I was abused and discriminated against by the female judge so badly that I can’t drive by the courthouse without a panic attack. It gets much worse from there but I can’t say it here. I’ve lived it over and over in nightmares and flashbacks for years now.
After losing the home I had bought before marrying this man after 24 years of ownership to foreclosure I was forced to move. That was hard after having taken so much pride in my home. It was hard finding a rental that accepted large dogs as I have a beautiful Golden Retriever that’s my reason for being here today. I’m already scared for the day I lose her as I’ll have then lost the last living thing that loves me. The pain I’m in now is still very real. No pill no amount of counseling has helped me get through this or try to live alongside of it. It’s simply not possible for me, yet I’m always trying to reach out to strangers or here as I often do. Like many here, that know that nobody gets it, but those of us who’ve suffered at the hands of these inhumane individuals, I can only hope things change for the better somehow someday and I know I am the one who must make those changes, but the grief I feel for so much loss is indescribable. How can one feel so empty, lost and abandoned, and still feel I’ve got so much love in my heart to give?? I would think all the cruelty and abuse would have made me into something else, something unfeeling and uncaring and unloving; and sometimes I pray so hard for that. Not to “feel” all this enormous pain that has not gotten easier with time, only worse. I love to laugh and often do at my own expense about myself, thinking that if anyone has a right to laugh at myself it’s me. The laughter helps ease the unbearable pain for awhile, and I glad I’m still able.
Thank you for this article and for validating what I’ve lived through and still very much trying to recover and heal from.

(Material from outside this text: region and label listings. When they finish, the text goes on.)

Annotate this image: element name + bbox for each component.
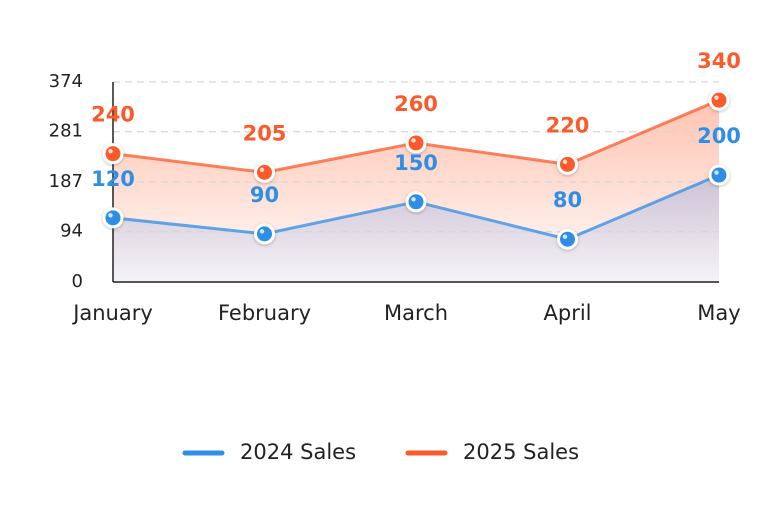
y-tick-label: 281	[49, 121, 83, 142]
point	[557, 228, 578, 250]
point-highlight	[714, 170, 719, 175]
x-tick-label: April	[544, 301, 592, 325]
y-tick-label: 0	[72, 271, 83, 292]
point	[708, 89, 730, 111]
data-label: 150	[394, 151, 438, 175]
point	[557, 153, 578, 175]
data-label: 220	[546, 113, 590, 137]
y-tick-label: 187	[49, 171, 83, 192]
data-label: 120	[91, 167, 135, 191]
x-tick-label: January	[71, 301, 153, 325]
data-label: 260	[394, 92, 438, 116]
point-highlight	[108, 148, 113, 154]
x-tick-label: May	[697, 301, 740, 325]
data-label: 80	[553, 188, 582, 212]
legend-item[interactable]: 2024 Sales	[182, 440, 356, 464]
legend-label: 2024 Sales	[240, 440, 356, 464]
point-highlight	[108, 213, 113, 218]
data-label: 90	[250, 183, 279, 207]
point	[405, 191, 427, 213]
point	[708, 164, 730, 186]
area	[113, 175, 719, 282]
data-label: 200	[697, 124, 741, 148]
point-highlight	[714, 95, 719, 100]
point	[102, 143, 124, 165]
data-label: 205	[243, 121, 287, 145]
point	[405, 132, 427, 154]
x-tick-label: February	[218, 301, 311, 325]
point-highlight	[562, 159, 568, 165]
point-highlight	[411, 138, 416, 143]
point-highlight	[411, 197, 416, 202]
point	[254, 223, 275, 245]
point	[254, 161, 275, 183]
point-highlight	[259, 229, 265, 234]
point	[102, 207, 124, 229]
y-tick-label: 94	[60, 221, 83, 242]
point-highlight	[562, 234, 568, 239]
data-label: 240	[91, 103, 135, 127]
y-tick-label: 374	[49, 71, 83, 92]
point-highlight	[259, 167, 265, 173]
legend-item[interactable]: 2025 Sales	[405, 440, 579, 464]
x-tick-label: March	[384, 301, 448, 325]
legend-label: 2025 Sales	[463, 440, 579, 464]
data-label: 340	[697, 49, 741, 73]
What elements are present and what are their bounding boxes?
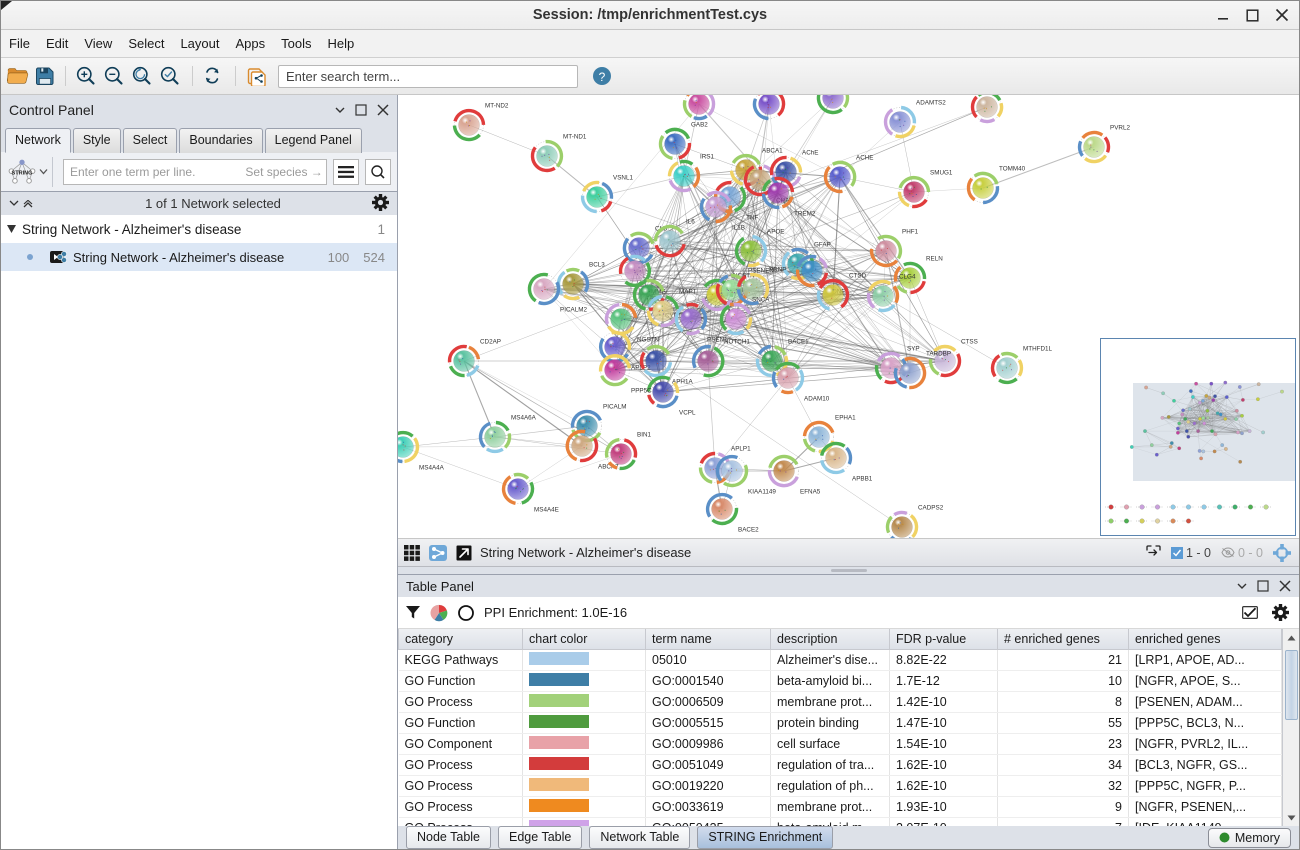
svg-text:TARDBP: TARDBP — [926, 351, 951, 358]
svg-text:CD2AP: CD2AP — [480, 339, 501, 346]
svg-text:MT-ND1: MT-ND1 — [563, 134, 587, 141]
svg-text:SMUG1: SMUG1 — [930, 170, 953, 177]
svg-text:BACE2: BACE2 — [738, 527, 759, 534]
svg-text:PICALM: PICALM — [603, 404, 626, 411]
svg-text:IL6: IL6 — [686, 219, 695, 226]
svg-text:GAB2: GAB2 — [691, 122, 708, 129]
svg-text:GFAP: GFAP — [814, 242, 831, 249]
svg-text:TNF: TNF — [746, 215, 758, 222]
svg-text:VSNL1: VSNL1 — [613, 175, 633, 182]
svg-text:CTSD: CTSD — [849, 273, 867, 280]
svg-text:NOTCH1: NOTCH1 — [724, 339, 750, 346]
svg-text:?: ? — [599, 70, 606, 84]
svg-text:ADAMTS2: ADAMTS2 — [916, 100, 946, 107]
svg-text:MS4A6A: MS4A6A — [511, 415, 537, 422]
svg-text:KIAA1149: KIAA1149 — [748, 489, 776, 496]
svg-text:CADPS2: CADPS2 — [918, 505, 944, 512]
svg-text:IRS1: IRS1 — [700, 154, 714, 161]
svg-text:MAPT: MAPT — [679, 289, 697, 296]
svg-text:EFNA5: EFNA5 — [800, 489, 821, 496]
svg-text:APOE: APOE — [767, 229, 785, 236]
svg-text:BIN1: BIN1 — [637, 432, 651, 439]
svg-text:PPP5C: PPP5C — [631, 388, 652, 395]
svg-text:ACHE: ACHE — [856, 155, 874, 162]
svg-text:MTHFD1L: MTHFD1L — [1023, 346, 1053, 353]
svg-text:AChE: AChE — [802, 150, 818, 157]
svg-text:PICALM2: PICALM2 — [560, 307, 587, 314]
svg-text:SNCA: SNCA — [752, 297, 770, 304]
svg-text:MT-ND2: MT-ND2 — [485, 103, 509, 110]
svg-text:MS4A4A: MS4A4A — [419, 465, 445, 472]
svg-text:EPHA1: EPHA1 — [835, 415, 856, 422]
svg-text:VCPL: VCPL — [679, 410, 696, 417]
svg-text:TREM2: TREM2 — [794, 211, 816, 218]
svg-text:NGSTN: NGSTN — [637, 337, 659, 344]
svg-text:TOMM40: TOMM40 — [999, 166, 1026, 173]
svg-text:APBB1: APBB1 — [852, 476, 873, 483]
svg-text:SYP: SYP — [907, 346, 920, 353]
svg-text:IL1B: IL1B — [732, 225, 745, 232]
svg-text:CTSS: CTSS — [961, 339, 978, 346]
svg-text:PHF1: PHF1 — [902, 229, 919, 236]
svg-text:BCL3: BCL3 — [589, 262, 605, 269]
svg-text:ADAM10: ADAM10 — [804, 396, 830, 403]
svg-text:PVRL2: PVRL2 — [1110, 125, 1130, 132]
svg-text:BACE1: BACE1 — [788, 339, 809, 346]
svg-text:STRING: STRING — [12, 170, 33, 176]
svg-text:CLG4: CLG4 — [899, 274, 916, 281]
svg-text:PRNP: PRNP — [769, 267, 787, 274]
svg-text:APLP1: APLP1 — [731, 446, 751, 453]
svg-text:ABCA1: ABCA1 — [762, 148, 783, 155]
svg-text:RELN: RELN — [926, 256, 943, 263]
svg-text:MS4A4E: MS4A4E — [534, 507, 559, 514]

It’s a daily fight and today it’s winning.
To anyone out there who sees and reads this and relates, please remember you’re not alone even if your own world may be void of people who love and support you, as mine is. I know there are so many of us who struggle and exist in silence, alone, and THAT makes me hurt and ache with you. You are not alone as long as there are places like this at The Healthy Place, who do care, as much as I do about all of you.
To anyone who may read this, thankYOU, and know that I care, because I know what it’s like to not be cared for or loved. You are loved and you are enough. Don’t let anyone else define you when you’re the only one you may have at the beginning and end of each day, as I am. I do care and I do want each and every one of us to heal and survive and thrive again.
((((Hugs)))) to anyone who needs one or many. I know I do ???
I’ve rambled on long enough. I needed to, and if what I’ve shared makes just one person feel not so alone, I’m glad and grateful for that, as I think that’s likely the best medicine ever; knowing you may have helped one hurting soul and made a difference in someone’s life is the most rewarding feeling I can think of ...... ???

In reply to by Anonymous (not verified)

April, 28 2018 at 4:09 pm

Thank you so much for your comment, Nancy. You're absolutely right -- it is so helpful to talk about our experiences and help each other heal. I'm so glad you found the article helpful. Keep spreading the love!